A Razão Os vários sentidos da palavra razão
Convite à Filosofia
De Marilena Chaui
Ed. Ática, São Paulo, 2000.
De Marilena Chaui
Ed. Ática, São Paulo, 2000.
Unidade 2
A Razão
A Razão
Capítulo 1
A Razão
A Razão
Os
vários sentidos da palavra razão
Nos capítulos precedentes, insistimos muito
na afirmação de que a Filosofia se realiza como conhecimento racional da realidade
natural e cultural, das coisas e dos seres humanos. Dissemos que ela confia na
razão e que, hoje, ela também desconfia da razão. Mas, até agora, não dissemos
o que é a razão, apesar de ser ela tão antiga quanto a Filosofia.
Em nossa vida cotidiana usamos a palavra
razão em muitos sentidos. Dizemos, por exemplo, “eu estou com a razão”, ou “ele
não tem razão”, para significar que nos sentimos seguros de alguma coisa ou que
sabemos com certeza alguma coisa. Também dizemos que, num momento de fúria ou
de desespero, “alguém perde a razão”, como se a razão fosse alguma coisa que se
pode ter ou não ter, possuir e perder, ou recuperar, como na frase: “Agora ela
está lúcida, recuperou a razão”.
Falamos também frases como: “Se você me
disser suas razões, sou capaz de fazer o que você me pede”, querendo dizer com
isso que queremos ouvir os motivos que alguém tem para querer ou fazer alguma
coisa. Fazemos perguntas como: “Qual a razão disso?”, querendo saber qual a
causa de alguma coisa e, nesse caso, a razão parece ser alguma propriedade que
as próprias coisas teriam, já que teriam uma causa.

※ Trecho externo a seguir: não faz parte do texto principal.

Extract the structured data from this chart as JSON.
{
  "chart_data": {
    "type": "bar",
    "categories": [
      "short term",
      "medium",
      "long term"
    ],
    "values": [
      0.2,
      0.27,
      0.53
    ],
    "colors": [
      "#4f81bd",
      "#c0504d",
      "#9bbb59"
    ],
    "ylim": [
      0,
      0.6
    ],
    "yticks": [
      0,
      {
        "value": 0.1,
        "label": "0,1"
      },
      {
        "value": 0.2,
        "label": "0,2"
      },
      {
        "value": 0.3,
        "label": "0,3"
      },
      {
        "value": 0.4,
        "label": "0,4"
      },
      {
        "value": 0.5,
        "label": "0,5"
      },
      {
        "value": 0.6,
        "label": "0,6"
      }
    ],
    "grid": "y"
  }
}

Assim, usamos “razão” para nos referirmos a
“motivos” de alguém, e também para nos referirmos a “causas” de alguma coisa,
de modo que tanto nós quanto as coisas parecemos dotados de “razão”, mas em
sentido diferente.
Esses poucos exemplos já nos mostram quantos
sentidos diferentes a palavra razão possui: certeza, lucidez, motivo, causa. E
todos esses sentidos encontram-se presentes na Filosofia.
Por identificar razão e certeza, a Filosofia
afirma que a verdade é racional; por identificar razão e lucidez (não ficar ou
não estar louco), a Filosofia chama nossa razão de luz e luz natural; por
identificar razão e motivo, por considerar que sempre agimos e falamos movidos
por motivos, a Filosofia afirma que somos seres racionais e que nossa vontade é
racional; por identificar razão e causa e por julgar que a realidade opera de
acordo com relações causais, a Filosofia afirma que a realidade é racional.

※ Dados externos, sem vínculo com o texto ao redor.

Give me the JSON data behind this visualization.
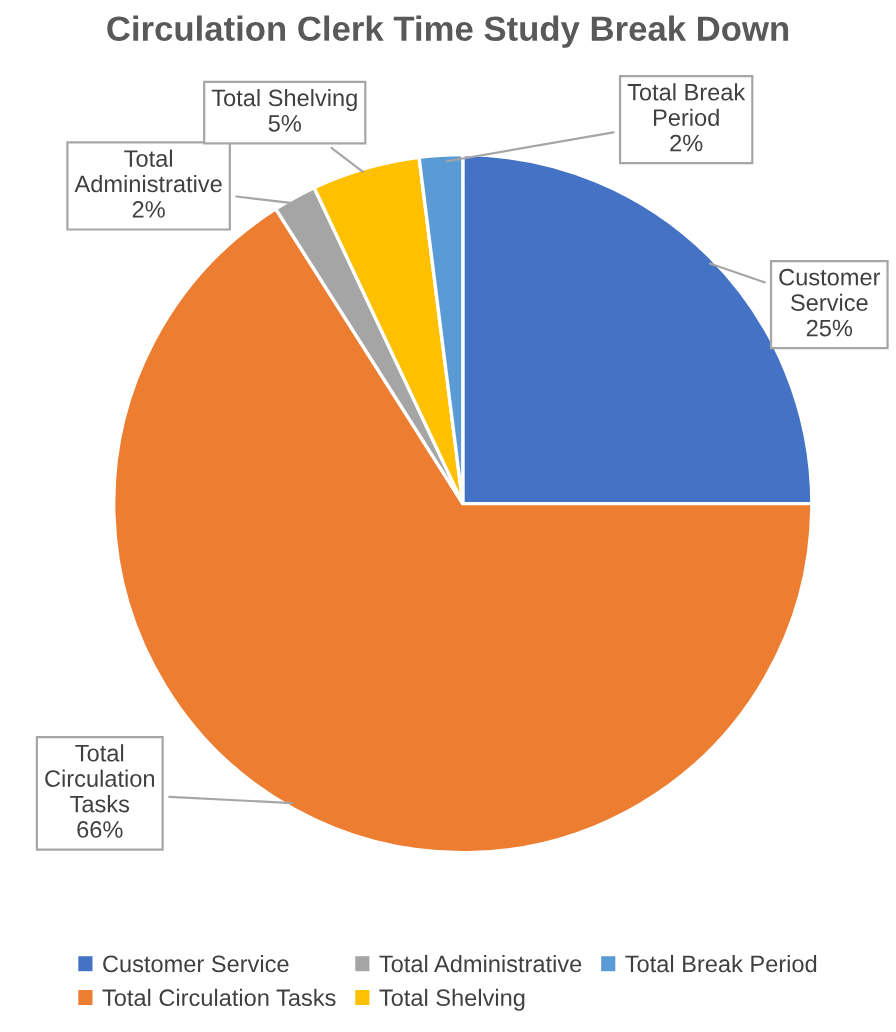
{
  "chart_data": {
    "type": "pie",
    "title": "Circulation Clerk Time Study Break Down",
    "categories": [
      "Customer Service",
      "Total Circulation Tasks",
      "Total Administrative",
      "Total Shelving",
      "Total Break Period"
    ],
    "values": [
      25,
      66,
      2,
      5,
      2
    ],
    "colors": [
      "#4472c4",
      "#ed7d31",
      "#a5a5a5",
      "#ffc000",
      "#5b9bd5"
    ],
    "value_labels": [
      "25%",
      "66%",
      "2%",
      "5%",
      "2%"
    ],
    "legend": "bottom"
  }
}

É muito conhecida a célebre frase de Pascal,
filósofo francês do século XVII: “O coração tem razões que a razão desconhece”.

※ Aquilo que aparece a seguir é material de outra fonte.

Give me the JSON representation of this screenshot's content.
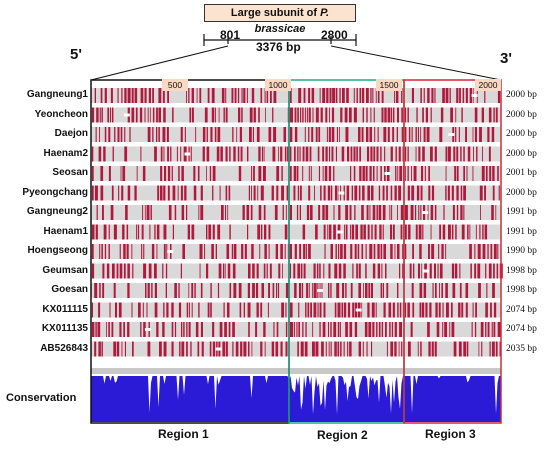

Nessa frase, as palavras razões e razão não têm o mesmo
significado, indicando coisas diversas. Razões são os motivos do
coração, enquanto razão é algo diferente de coração; este é o
nome que damos para as emoções e paixões, enquanto “razão” é o nome que damos à
consciência intelectual e moral.
Ao dizer que o coração tem suas próprias
razões, Pascal está afirmando que as emoções, os sentimentos ou as paixões são causas
de muito do que fazemos, dizemos, queremos e pensamos. Ao dizer que a razão
desconhece “as razões do coração”, Pascal está afirmando que a consciência
intelectual e moral é diferente das paixões e dos sentimentos e que ela é capaz
de uma atividade própria não motivada e causada pelas emoções, mas possuindo
seus motivos ou suas próprias razões.
Assim, a frase de Pascal pode ser traduzida
da seguinte maneira: Nossa vida emocional possui causas e motivos (as “razões
do coração”), que são as paixões ou os sentimentos, e é diferente de nossa
atividade consciente, seja como atividade intelectual, seja como atividade
moral.
A consciência é a razão. Coração e razão,
paixão e consciência intelectual ou moral são diferentes. Se alguém “perde a
razão” é porque está sendo arrastado pelas “razões do coração”. Se alguém
“recupera a razão” é porque o conhecimento intelectual e a consciência moral se
tornaram mais fortes do que as paixões. A razão, enquanto consciência moral, é
a vontade racional livre que não se deixa dominar pelos impulsos passionais,
mas realiza as ações morais como atos de virtude e de dever, ditados pela
inteligência ou pelo intelecto.
Além da frase de Pascal, também ouvimos
outras que elogiam as ciências, dizendo que elas manifestam o “progresso da
razão”. Aqui, a razão é colocada como capacidade puramente intelectual para
conseguir o conhecimento verdadeiro da Natureza, da sociedade, da História e
isto é considerado algo bom, positivo, um “progresso”.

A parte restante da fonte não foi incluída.